With the introduction of “portability” to the H-2B classification under the new rules, the idea of “flipping” H-2B workers from these northern and southern hotels is easier than ever, especially for owners or operators with more than one worksite. H-2B portability means that eligible H-2B workers who are already in the U.S. can now start working for a new H-2B employer immediately after the new employer files a change or extension of stay petition with USCIS, rather than having to wait for the Approval of those petitions as they did previously.
This new process will greatly speed up the transition process for both H-2B employers and workers and open up new avenues for multi-site hotel operators to ease the transitional process between their slow and busy seasons both at individual sites, and as a whole, as H-2B workers can quickly and seamlessly transition from one of their properties to another. This greatly eases what can be two of the most difficult parts of the H-2B process, training and retention.

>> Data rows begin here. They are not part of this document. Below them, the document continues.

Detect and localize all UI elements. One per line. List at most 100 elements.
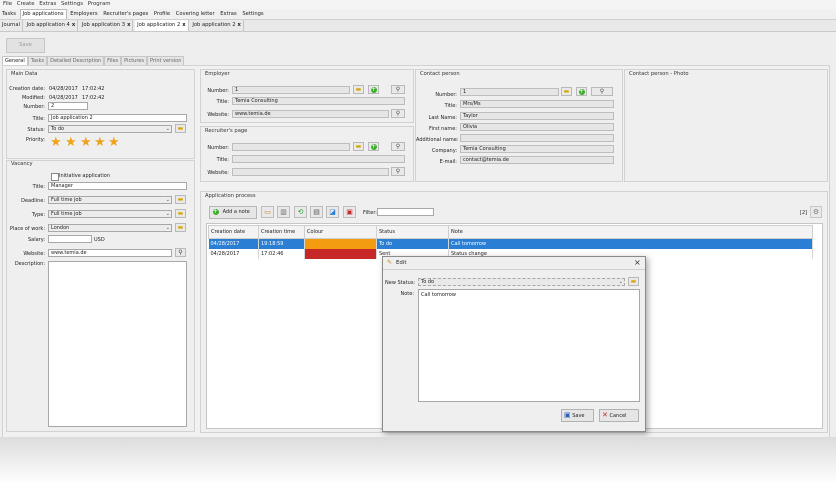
contact-number-field[interactable]: 1 xyxy=(460,88,559,96)
nav-recruiters-pages[interactable]: Recruiter's pages xyxy=(101,9,150,19)
note-textarea[interactable]: Call tomorrow xyxy=(418,289,640,402)
nav-job-applications[interactable]: Job applications xyxy=(19,9,67,19)
employer-title-label: Title: xyxy=(216,99,229,105)
recruiter-search-button[interactable]: ⚲ xyxy=(391,142,405,151)
type-select[interactable]: Full time job ⌄ xyxy=(48,210,172,218)
status-folder-button[interactable]: ▬ xyxy=(628,277,639,286)
close-icon[interactable]: × xyxy=(634,258,641,267)
menu-settings[interactable]: Settings xyxy=(61,0,83,9)
table-row[interactable]: 04/28/2017 19:18:59 To do Call tomorrow xyxy=(208,238,813,249)
contact-folder-button[interactable]: ▬ xyxy=(561,87,572,96)
recruiter-website-search[interactable]: ⚲ xyxy=(391,167,405,176)
nav-extras[interactable]: Extras xyxy=(218,9,238,19)
close-icon[interactable]: x xyxy=(72,22,75,28)
gear-icon[interactable]: ⚙ xyxy=(810,206,822,218)
place-folder-button[interactable]: ▬ xyxy=(175,223,186,232)
employer-title-field[interactable]: Temia Consulting xyxy=(232,97,405,105)
recruiter-title-field[interactable] xyxy=(232,155,405,163)
nav-settings[interactable]: Settings xyxy=(240,9,265,19)
col-colour[interactable]: Colour xyxy=(304,225,377,239)
doc-tab[interactable]: Job application 4x xyxy=(25,20,79,31)
contact-additional-field[interactable] xyxy=(460,134,614,142)
save-button[interactable]: Save xyxy=(6,38,45,53)
modified-time-value: 17:02:42 xyxy=(82,95,105,101)
doc-tab[interactable]: Job application 2x xyxy=(190,20,244,31)
employer-add-button[interactable]: + xyxy=(368,85,379,94)
nav-tasks[interactable]: Tasks xyxy=(0,9,18,19)
dialog-save-button[interactable]: ▣ Save xyxy=(561,409,594,422)
col-note[interactable]: Note xyxy=(448,225,813,239)
vacancy-title-field[interactable]: Manager xyxy=(48,182,187,190)
priority-star-icon[interactable]: ★ xyxy=(80,136,92,149)
col-creation-time[interactable]: Creation time xyxy=(258,225,305,239)
deadline-select[interactable]: Full time job ⌄ xyxy=(48,196,172,204)
contact-search-button[interactable]: ⚲ xyxy=(591,87,613,96)
priority-star-icon[interactable]: ★ xyxy=(50,136,62,149)
contact-company-label: Company: xyxy=(431,148,457,154)
employer-number-field[interactable]: 1 xyxy=(232,86,350,94)
deadline-label: Deadline: xyxy=(21,198,45,204)
doc-tab-journal[interactable]: Journal xyxy=(0,20,23,31)
priority-star-icon[interactable]: ★ xyxy=(65,136,77,149)
priority-star-icon[interactable]: ★ xyxy=(108,136,120,149)
doc-tab[interactable]: Job application 3x xyxy=(80,20,134,31)
add-note-button[interactable]: + Add a note xyxy=(209,206,257,219)
menu-extras[interactable]: Extras xyxy=(39,0,56,9)
pdf-button[interactable]: ▣ xyxy=(343,206,356,218)
employer-folder-button[interactable]: ▬ xyxy=(353,85,364,94)
initiative-checkbox[interactable] xyxy=(51,173,59,181)
salary-field[interactable] xyxy=(48,235,92,243)
new-status-select[interactable]: To do ⌄ xyxy=(418,278,625,286)
vacancy-title: Vacancy xyxy=(11,161,33,167)
status-select[interactable]: To do ⌄ xyxy=(48,125,172,133)
record-count: [2] xyxy=(800,210,808,216)
close-icon[interactable]: x xyxy=(238,22,241,28)
salary-label: Salary: xyxy=(27,237,45,243)
number-field[interactable]: 2 xyxy=(48,102,88,110)
type-folder-button[interactable]: ▬ xyxy=(175,209,186,218)
col-status[interactable]: Status xyxy=(376,225,449,239)
contact-additional-label: Additional name: xyxy=(416,137,459,143)
recruiter-folder-button[interactable]: ▬ xyxy=(353,142,364,151)
contact-company-field[interactable]: Temia Consulting xyxy=(460,145,614,153)
employer-website-search[interactable]: ⚲ xyxy=(391,109,405,118)
print-button[interactable]: ▤ xyxy=(310,206,323,218)
contact-add-button[interactable]: + xyxy=(576,87,587,96)
recruiter-add-button[interactable]: + xyxy=(368,142,379,151)
place-select[interactable]: London ⌄ xyxy=(48,224,172,232)
contact-title-field[interactable]: Mrs/Ms xyxy=(460,100,614,108)
contact-email-field[interactable]: contact@temia.de xyxy=(460,156,614,164)
dialog-cancel-button[interactable]: ✕ Cancel xyxy=(599,409,639,422)
open-folder-button[interactable]: ▭ xyxy=(261,206,274,218)
nav-employers[interactable]: Employers xyxy=(68,9,99,19)
website-field[interactable]: www.temia.de xyxy=(48,249,172,257)
menu-create[interactable]: Create xyxy=(17,0,35,9)
folder-icon: ▭ xyxy=(264,208,271,216)
number-label: Number: xyxy=(23,104,45,110)
filter-input[interactable] xyxy=(377,208,434,216)
website-search-button[interactable]: ⚲ xyxy=(175,248,186,257)
recruiter-website-field[interactable] xyxy=(232,168,389,176)
nav-profile[interactable]: Profile xyxy=(152,9,172,19)
menu-file[interactable]: File xyxy=(3,0,12,9)
close-icon[interactable]: x xyxy=(127,22,130,28)
employer-website-field[interactable]: www.temia.de xyxy=(232,110,389,118)
col-creation-date[interactable]: Creation date xyxy=(208,225,259,239)
contact-lastname-field[interactable]: Taylor xyxy=(460,112,614,120)
status-folder-button[interactable]: ▬ xyxy=(175,124,186,133)
description-textarea[interactable] xyxy=(48,261,187,427)
employer-search-button[interactable]: ⚲ xyxy=(391,85,405,94)
delete-button[interactable]: ▥ xyxy=(277,206,290,218)
close-icon[interactable]: x xyxy=(182,22,185,28)
refresh-button[interactable]: ⟲ xyxy=(294,206,307,218)
contact-firstname-field[interactable]: Olivia xyxy=(460,123,614,131)
nav-covering-letter[interactable]: Covering letter xyxy=(174,9,217,19)
export-button[interactable]: ◪ xyxy=(326,206,339,218)
priority-star-icon[interactable]: ★ xyxy=(94,136,106,149)
recruiter-number-field[interactable] xyxy=(232,143,350,151)
doc-tab-active[interactable]: Job application 2x xyxy=(135,20,189,31)
contact-photo-title: Contact person - Photo xyxy=(629,71,689,77)
deadline-folder-button[interactable]: ▬ xyxy=(175,195,186,204)
menu-program[interactable]: Program xyxy=(88,0,111,9)
title-field[interactable]: Job application 2 xyxy=(48,114,187,122)
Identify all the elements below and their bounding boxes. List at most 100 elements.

As H-2B workers will be able to transfer back and forth between at least two interconnected properties, they will retain the training they previously received in the hotel operator’s rules, systems, procedures, methodologies, etc. It also serves as a stabilizing mechanism for both the hotel operator and the H-2B worker, as the hotel operator knows what the H-2B worker has been trained on, and can depend on them to continue to do their job at their next property, and the H-2B worker knows where it can find work after their initial H-2B work period. This will also allow hotels to mostly avoid the additional expense of international recruitment expense as they will be able to use all the H-2B workers they have already brought to the U.S.
While the process for obtaining H-2B non-immigrant status for foreign nationals requires extensive documentation and not insignificant costs, if multiple openings are covered in one petition, it can be more cost effective. Thus, under the right circumstances, the practice may allow hotel employers to meet their peakload needs, and it may ultimately save employers expenses in overtime costs for their permanent employees and charges by temporary employment agencies.
This is especially true for multi-site hotel companies with the new H-2B rule changes allowing for seamless transfers between H-2B employers through portability.